From a structural perspective, ZFX Shanhai Securities believes that Bitcoin has not completely left the support zone, but rising selling pressure indicators mean a rebound would require stronger spot buying support. If exchange net inflows continue to expand, the market might prioritize testing lower liquidity levels; if long-term holders remain stable, the speed of the decline could also be limited.
On-chain data and product innovations are sending mixed signals. On one hand, distribution indicators and exchange net inflows show the presence of short-term selling pressure. On the other hand, the rapid absorption of deposits following the launch of yield-generating products indicates that some holders still seek to improve asset utilization efficiency within their long-term allocation strategies.
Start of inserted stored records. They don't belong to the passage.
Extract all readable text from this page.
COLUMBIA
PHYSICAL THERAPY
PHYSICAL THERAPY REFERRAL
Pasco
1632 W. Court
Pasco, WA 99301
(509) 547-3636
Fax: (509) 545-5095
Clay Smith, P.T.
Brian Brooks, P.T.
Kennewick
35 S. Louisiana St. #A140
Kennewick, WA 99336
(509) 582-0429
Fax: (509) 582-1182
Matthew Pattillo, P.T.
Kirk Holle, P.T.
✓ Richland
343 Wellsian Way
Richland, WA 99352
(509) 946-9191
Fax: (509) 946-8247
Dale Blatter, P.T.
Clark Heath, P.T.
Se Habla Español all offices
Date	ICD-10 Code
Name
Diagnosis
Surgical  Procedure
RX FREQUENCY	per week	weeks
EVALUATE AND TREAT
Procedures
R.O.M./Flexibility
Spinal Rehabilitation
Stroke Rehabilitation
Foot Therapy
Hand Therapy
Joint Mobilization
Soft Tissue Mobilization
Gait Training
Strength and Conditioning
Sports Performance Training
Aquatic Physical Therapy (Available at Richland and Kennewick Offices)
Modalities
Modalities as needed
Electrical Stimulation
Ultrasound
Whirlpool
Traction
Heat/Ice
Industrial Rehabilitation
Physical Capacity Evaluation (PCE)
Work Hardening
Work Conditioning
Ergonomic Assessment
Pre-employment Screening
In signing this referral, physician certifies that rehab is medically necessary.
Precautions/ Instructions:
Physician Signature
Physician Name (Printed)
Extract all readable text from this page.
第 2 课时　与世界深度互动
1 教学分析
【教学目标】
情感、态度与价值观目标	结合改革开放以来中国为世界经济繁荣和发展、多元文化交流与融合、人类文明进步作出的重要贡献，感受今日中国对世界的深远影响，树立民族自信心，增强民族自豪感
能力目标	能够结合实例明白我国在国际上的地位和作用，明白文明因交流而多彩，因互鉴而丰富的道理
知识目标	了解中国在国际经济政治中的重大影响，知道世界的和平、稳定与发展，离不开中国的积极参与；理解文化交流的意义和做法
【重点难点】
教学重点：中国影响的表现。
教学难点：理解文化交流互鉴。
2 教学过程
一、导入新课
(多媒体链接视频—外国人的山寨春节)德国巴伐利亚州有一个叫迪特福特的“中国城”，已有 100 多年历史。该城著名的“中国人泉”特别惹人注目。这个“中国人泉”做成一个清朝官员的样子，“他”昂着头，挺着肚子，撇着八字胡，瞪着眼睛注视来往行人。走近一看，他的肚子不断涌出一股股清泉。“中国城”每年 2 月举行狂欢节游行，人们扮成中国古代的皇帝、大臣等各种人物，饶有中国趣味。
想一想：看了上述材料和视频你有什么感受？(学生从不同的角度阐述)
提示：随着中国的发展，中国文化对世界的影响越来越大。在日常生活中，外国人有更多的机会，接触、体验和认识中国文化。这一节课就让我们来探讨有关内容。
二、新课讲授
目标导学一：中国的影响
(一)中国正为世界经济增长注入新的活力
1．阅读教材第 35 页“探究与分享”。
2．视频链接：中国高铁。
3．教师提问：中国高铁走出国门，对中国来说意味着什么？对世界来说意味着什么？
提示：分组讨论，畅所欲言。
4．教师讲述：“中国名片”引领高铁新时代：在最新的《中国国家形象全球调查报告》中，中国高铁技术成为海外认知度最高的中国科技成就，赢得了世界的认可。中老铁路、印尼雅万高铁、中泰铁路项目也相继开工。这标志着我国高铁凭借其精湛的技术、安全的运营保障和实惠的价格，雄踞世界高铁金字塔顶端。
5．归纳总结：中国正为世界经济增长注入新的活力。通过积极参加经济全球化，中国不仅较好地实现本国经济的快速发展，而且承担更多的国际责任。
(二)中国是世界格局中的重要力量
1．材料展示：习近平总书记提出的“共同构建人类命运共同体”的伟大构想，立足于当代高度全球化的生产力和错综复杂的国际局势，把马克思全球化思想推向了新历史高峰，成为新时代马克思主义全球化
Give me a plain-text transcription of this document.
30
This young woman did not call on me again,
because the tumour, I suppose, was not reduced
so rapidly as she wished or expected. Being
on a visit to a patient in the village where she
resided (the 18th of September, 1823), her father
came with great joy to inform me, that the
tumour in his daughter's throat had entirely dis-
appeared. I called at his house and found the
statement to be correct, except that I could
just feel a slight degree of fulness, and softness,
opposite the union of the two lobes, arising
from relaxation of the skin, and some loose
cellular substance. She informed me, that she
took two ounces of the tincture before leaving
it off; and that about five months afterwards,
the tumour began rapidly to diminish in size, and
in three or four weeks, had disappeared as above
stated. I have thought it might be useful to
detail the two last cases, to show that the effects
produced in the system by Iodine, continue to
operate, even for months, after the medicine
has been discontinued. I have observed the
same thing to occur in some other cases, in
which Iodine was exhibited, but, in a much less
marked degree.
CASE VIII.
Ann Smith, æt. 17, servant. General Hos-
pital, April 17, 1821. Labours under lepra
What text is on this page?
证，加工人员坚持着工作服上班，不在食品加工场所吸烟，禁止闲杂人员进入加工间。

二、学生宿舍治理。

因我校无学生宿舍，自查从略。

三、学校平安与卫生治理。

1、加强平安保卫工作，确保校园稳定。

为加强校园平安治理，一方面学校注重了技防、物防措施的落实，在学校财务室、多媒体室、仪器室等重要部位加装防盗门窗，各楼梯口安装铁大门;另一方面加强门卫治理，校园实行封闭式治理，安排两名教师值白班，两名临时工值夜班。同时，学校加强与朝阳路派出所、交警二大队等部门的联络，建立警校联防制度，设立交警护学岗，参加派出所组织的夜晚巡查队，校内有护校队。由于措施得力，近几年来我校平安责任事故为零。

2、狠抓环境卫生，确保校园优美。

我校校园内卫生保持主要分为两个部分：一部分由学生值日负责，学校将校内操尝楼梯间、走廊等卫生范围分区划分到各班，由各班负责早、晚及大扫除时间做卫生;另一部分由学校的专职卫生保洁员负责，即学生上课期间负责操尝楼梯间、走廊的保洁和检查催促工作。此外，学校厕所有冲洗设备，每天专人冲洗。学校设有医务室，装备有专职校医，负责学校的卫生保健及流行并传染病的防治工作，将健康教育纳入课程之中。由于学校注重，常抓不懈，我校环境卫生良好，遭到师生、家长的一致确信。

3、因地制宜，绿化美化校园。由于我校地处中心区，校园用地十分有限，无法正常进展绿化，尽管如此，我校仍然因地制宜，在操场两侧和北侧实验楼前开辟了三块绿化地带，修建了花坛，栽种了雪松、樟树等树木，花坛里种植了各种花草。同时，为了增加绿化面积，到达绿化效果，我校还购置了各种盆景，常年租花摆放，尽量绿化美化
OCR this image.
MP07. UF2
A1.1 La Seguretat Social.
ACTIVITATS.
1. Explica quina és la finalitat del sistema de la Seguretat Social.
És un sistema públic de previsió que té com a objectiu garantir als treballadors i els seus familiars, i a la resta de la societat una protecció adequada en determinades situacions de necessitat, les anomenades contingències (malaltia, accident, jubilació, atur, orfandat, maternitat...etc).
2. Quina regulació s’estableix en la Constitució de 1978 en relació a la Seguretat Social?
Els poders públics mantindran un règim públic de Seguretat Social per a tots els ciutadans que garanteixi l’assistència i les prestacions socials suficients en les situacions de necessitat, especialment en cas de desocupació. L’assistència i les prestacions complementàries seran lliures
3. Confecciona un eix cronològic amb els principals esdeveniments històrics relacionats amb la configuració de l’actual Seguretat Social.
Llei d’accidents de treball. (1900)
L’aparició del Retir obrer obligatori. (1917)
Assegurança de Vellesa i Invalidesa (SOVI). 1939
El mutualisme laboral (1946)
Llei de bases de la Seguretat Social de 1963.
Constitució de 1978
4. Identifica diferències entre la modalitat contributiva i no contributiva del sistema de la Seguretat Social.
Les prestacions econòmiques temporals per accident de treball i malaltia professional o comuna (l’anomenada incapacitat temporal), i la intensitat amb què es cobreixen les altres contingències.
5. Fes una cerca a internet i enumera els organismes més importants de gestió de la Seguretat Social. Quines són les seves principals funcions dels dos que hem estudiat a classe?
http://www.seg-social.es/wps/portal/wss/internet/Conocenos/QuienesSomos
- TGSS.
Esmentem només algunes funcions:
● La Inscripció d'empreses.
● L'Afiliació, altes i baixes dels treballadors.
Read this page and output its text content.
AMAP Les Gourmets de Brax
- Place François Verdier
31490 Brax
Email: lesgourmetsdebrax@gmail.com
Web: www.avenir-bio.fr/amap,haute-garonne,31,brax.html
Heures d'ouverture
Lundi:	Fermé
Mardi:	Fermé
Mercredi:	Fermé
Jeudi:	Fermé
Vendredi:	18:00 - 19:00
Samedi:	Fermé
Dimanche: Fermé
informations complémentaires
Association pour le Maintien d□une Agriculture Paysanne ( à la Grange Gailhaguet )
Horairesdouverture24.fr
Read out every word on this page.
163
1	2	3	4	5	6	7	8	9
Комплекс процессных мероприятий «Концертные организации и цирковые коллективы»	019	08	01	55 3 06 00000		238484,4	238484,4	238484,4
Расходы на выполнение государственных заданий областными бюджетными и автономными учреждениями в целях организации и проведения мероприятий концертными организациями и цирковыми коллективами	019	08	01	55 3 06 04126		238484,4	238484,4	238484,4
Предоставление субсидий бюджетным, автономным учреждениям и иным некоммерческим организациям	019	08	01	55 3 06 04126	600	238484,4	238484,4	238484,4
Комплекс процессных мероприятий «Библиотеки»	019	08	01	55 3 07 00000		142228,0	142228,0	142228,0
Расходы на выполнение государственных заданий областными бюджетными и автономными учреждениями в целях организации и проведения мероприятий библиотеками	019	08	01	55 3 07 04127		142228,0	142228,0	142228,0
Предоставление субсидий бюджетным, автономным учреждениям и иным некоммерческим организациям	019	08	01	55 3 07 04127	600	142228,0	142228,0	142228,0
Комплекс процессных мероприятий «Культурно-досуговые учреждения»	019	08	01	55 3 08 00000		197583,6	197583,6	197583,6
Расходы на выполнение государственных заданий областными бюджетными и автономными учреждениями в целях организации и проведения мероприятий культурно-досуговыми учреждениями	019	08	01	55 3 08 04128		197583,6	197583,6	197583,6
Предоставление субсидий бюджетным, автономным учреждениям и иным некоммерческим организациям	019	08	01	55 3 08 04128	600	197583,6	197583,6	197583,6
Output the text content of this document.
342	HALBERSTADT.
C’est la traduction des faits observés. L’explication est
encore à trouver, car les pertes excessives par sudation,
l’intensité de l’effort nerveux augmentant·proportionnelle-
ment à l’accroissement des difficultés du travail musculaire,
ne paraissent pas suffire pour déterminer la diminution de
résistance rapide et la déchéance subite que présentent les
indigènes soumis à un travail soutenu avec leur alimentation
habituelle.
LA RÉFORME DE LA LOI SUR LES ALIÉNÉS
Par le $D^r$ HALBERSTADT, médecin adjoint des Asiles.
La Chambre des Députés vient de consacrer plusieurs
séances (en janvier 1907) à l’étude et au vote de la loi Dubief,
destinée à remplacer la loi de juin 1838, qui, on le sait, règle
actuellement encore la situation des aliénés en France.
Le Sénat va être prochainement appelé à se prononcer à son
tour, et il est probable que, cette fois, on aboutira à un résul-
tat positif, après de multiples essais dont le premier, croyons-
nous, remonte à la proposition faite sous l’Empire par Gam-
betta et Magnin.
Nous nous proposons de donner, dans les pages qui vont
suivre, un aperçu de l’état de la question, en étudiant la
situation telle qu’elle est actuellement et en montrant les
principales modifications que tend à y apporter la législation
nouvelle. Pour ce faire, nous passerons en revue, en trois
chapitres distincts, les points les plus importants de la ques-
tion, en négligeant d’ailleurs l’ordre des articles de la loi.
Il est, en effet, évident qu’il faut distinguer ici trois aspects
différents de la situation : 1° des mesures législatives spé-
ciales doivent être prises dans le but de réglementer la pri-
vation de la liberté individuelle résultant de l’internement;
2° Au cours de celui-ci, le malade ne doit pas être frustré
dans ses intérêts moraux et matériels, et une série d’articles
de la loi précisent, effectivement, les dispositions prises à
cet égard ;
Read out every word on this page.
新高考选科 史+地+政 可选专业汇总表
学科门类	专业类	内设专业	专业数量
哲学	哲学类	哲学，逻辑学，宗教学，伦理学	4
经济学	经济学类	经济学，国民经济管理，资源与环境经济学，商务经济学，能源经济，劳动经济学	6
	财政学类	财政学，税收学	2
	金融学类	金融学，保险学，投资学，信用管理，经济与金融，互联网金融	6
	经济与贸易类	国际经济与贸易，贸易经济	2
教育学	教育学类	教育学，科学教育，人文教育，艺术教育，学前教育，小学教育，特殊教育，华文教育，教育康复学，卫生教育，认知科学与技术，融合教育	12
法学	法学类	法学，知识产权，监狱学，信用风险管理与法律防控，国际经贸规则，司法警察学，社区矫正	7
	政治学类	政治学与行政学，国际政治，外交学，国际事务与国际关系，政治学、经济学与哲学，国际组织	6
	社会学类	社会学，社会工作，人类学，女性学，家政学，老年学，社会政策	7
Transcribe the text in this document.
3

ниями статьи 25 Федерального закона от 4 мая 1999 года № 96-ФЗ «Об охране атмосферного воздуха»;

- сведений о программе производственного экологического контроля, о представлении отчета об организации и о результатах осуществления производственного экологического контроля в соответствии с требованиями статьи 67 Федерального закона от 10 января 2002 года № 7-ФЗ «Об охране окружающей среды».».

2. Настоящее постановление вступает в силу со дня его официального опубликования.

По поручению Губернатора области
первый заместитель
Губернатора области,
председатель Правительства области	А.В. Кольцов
Market observers suggest this divergence could lead to Bitcoin experiencing repeated back-and-forth movements around key price levels.
Going forward, attention should be paid to trading volume changes within the $72,000 to $75,000 range and whether spot trading volume recovers in tandem with price stabilization. If buying support is insufficient, the price may continue to seek thicker liquidity at lower levels. If the support holds, market sentiment could potentially shift from defensive to corrective. ZFX Shanhai Securities believes that for fast-moving digital assets, relying on a single price signal can be misleading. A more prudent approach involves assessing market rhythm by combining on-chain inflows, futures funding rates, and spot trading volume.